Sincère et politiquement incorrect
Voilà pour l’explication. Le résultat sur scène est plutôt convaincant, polémique à souhait et franchement drôle. Après un début en forme de rappel de la "lesbienne invisible", avec scène de ménage ordinaire ("quand une femme est avec une femme la répartition des tâches domestiques est beaucoup plus compliquée, on a pas l'argument du féminisme") et un développement un peu longuet sur la vie quotidienne des chats (mais bon, apparemment, les chats passionnent beaucoup de monde), Océancerosemarie nous embarque, avec une énergie communicative, dans tous les travers des BBB.

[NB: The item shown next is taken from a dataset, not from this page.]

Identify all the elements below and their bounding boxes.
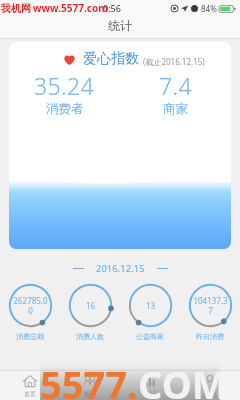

Ils prennent un "kif de mixité sociale" à Montreuil mais optent pour le collège privé, ils n'aiment pas les religions mais sacralisent la laïcité, ils s’extasient devant le spectacle Exhibit B - qui met en scène douze tableaux vivants reproduisant les "zoos humains" de la fin du XIXe siècle - mais ne comprennent pas "ces noirs qui manifestent, des ignares" contre une "œuvre aussi forte". C'est bien écrit, bien incarné, enlevé, sincère et politiquement incorrect. Dans la salle, les BBB bousculés dans leur manière de vivre et de penser, rient de bon cœur. Les provocations d'Océanerosemarie (ses trois vrais prénoms qu'elle a collés à jamais) sur le "racisme de gauche" pourraient - et ce serait son cauchemar - plaire aux gens de droite.
Une chouette fille
Dommage qu'elle éprouve le besoin, à la fin du spectacle, de justifier sa démarche, de s'ériger en nana super cool et super ouverte qui veut "lutter contre les préjugés par le biais de l'humour" et s'ouvrir sur les autres, "rencontrer des gens qui ne sont pas des BBB", pour "essayer de comprendre". Elle excelle quand elle se moque, elle s'égare parfois quand elle se fait bisounours. On a compris qu'elle était une chouette fille, consciente de son privilège d'être blanche et bien née mais on l'aime et elle nous fait rire lorsqu'elle garde son côté culottée et grande gueule.
Sandrine Blanchard
Océanerosemarie dans Chatons violents, mis en scène par Mikaël Chirinian, tous les mardis et mercredis à 20 heures, puis, à partir du 2 avril, du jeudi au samedi à 21 h 30 à la Comédie des Boulevards, 39, rue du Sentier, 75002 Paris. Réservations : 01 42 36 85 24.